Relatives of patients at the Gozo hospital praised nurses for what they described as heroic courage in evacuating patients when a fire broke out on Christmas Day.

Dominic Carbonaro was just about to go to bed on Sunday evening when he checked his favourite news portals like he always does at the end of the day.

A news story describing how part of the Gozo hospital had just caught fire shocked him to the core.

Just that morning he had taken his mother-in-law to the hospital for treatment and she was spending the night there.

“I feared the worst-case scenario, of course, and rushed to the hospital,” he told Times of Malta on Monday.

“When I arrived, I could see that several other patients’ family members, like me, had gone to check on their relatives. But,  by then, the staff had already evacuated everyone out of harm’s way.”

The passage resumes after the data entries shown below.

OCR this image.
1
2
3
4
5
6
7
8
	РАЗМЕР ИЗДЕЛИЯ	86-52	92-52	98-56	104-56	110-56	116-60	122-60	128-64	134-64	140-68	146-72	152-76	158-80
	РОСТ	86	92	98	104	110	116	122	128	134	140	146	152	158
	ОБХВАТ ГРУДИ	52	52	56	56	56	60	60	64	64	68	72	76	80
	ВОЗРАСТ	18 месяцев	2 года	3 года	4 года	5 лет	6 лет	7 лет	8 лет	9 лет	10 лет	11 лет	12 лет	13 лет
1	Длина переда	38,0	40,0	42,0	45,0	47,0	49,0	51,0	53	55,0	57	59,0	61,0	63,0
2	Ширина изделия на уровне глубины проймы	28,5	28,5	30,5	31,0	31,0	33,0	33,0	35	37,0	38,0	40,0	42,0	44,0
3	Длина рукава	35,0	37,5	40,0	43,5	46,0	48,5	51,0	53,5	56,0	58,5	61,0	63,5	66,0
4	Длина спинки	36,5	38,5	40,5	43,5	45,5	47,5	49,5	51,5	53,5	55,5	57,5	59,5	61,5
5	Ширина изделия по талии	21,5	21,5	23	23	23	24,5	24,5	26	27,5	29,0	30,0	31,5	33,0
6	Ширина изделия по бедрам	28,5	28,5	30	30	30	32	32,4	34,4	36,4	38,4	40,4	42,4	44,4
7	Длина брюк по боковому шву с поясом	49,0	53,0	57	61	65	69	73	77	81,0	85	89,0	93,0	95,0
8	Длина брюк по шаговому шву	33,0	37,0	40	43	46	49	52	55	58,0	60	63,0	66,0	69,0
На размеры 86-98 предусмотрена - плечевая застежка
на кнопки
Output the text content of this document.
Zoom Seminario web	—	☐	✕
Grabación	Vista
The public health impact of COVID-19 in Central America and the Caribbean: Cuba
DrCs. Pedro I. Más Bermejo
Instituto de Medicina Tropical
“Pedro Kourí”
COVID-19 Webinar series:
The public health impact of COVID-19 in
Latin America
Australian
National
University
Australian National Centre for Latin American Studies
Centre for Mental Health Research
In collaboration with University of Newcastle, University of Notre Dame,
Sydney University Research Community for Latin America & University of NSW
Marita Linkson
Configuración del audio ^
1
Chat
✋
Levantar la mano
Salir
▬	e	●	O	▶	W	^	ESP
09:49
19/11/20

Carbonaro said nurses were, quite literally, risking their lives to go back inside the hospital repeatedly to fetch more patients as the evacuation operation was underway.

“A few nurses at the hospital had oxygen masks on their faces because they had inhaled smoke,” he said.

“And, this morning, when I went back to visit my mother-in-law, I could see some of the nurses who were on shift yesterday were already back to work. These people deserve some national recognition for the superb job they did on Christmas Day.”

Hospital staff realised something was wrong at around 9pm on Sunday, when the fire alarm went off loudly, ringing incessantly through the wards, after most patients had already slept or were dozing off.

A small fire had broken out in a server room located in the male general ward and chaos ensued.

Nurses called the emergency services and started wheeling patients out into the parking lot while they waited for civil protection personnel and fire engines to arrive.

Some patients were evacuated in wheelchairs while others were wheeled out bed and all.

A total of 59 patients were evacuated and most of them were elderly. The Civil Protection Department deployed five fire tenders to the scene.

A few people there said they saw Gozo Minister Clint Camilleri helping out with the evacuation as well.

He arrived shortly after the news broke to help with the relocation of patients, most of whom were temporarily moved to other hospital wards and the Barts Medical School situated on hospital grounds.

During the evacuation, Active Ageing Minister Jo Etienne Abela also posted to Facebook saying he was in contact with the hospital administration and closely following the situation.

He thanked all workers and firemen for their work. 

Steward Health Care, which runs the Gozo hospital, confirmed in a statement the fire broken out in an ‘IT room’.

It was not a big fire and it was controlled and extinguished by civil protection workers before it could spread to other wards.

The bigger problem was that the fire started in a room which was relatively close to the front door of the male general ward, causing a lot of smoke to spread along the hospital corridors.

As a result, staff and CPD had to evacuate patients from most of the wards, even though  there was a fire in only one.

Nobody was injured but a couple of nurses were reportedly kept under observation for a few hours for smoke inhalation.

“The patients were the safest because, once they were out of the hospital, danger was completely averted for them,” one hospital worker explained.

“Not so for the nurses,  though, because they repeatedly had to go back inside and brave the smoke to evacuate more patients.”

A magisterial inquiry is underway and sources said investigators are so far excluding foul play. But it remains unclear what caused the fire, with senior sources suspecting it could have broken out when some cables or electronic equipment overheated.

Patients were transferred back to the hospital at around midnight.

Except for parts of the hospital where the stench still prevailed and soot covered the walls and the floor, everything was back to normal yesterday and hospital workers spent the day clearing debris and repainting parts of the hospital that were affected by the fire.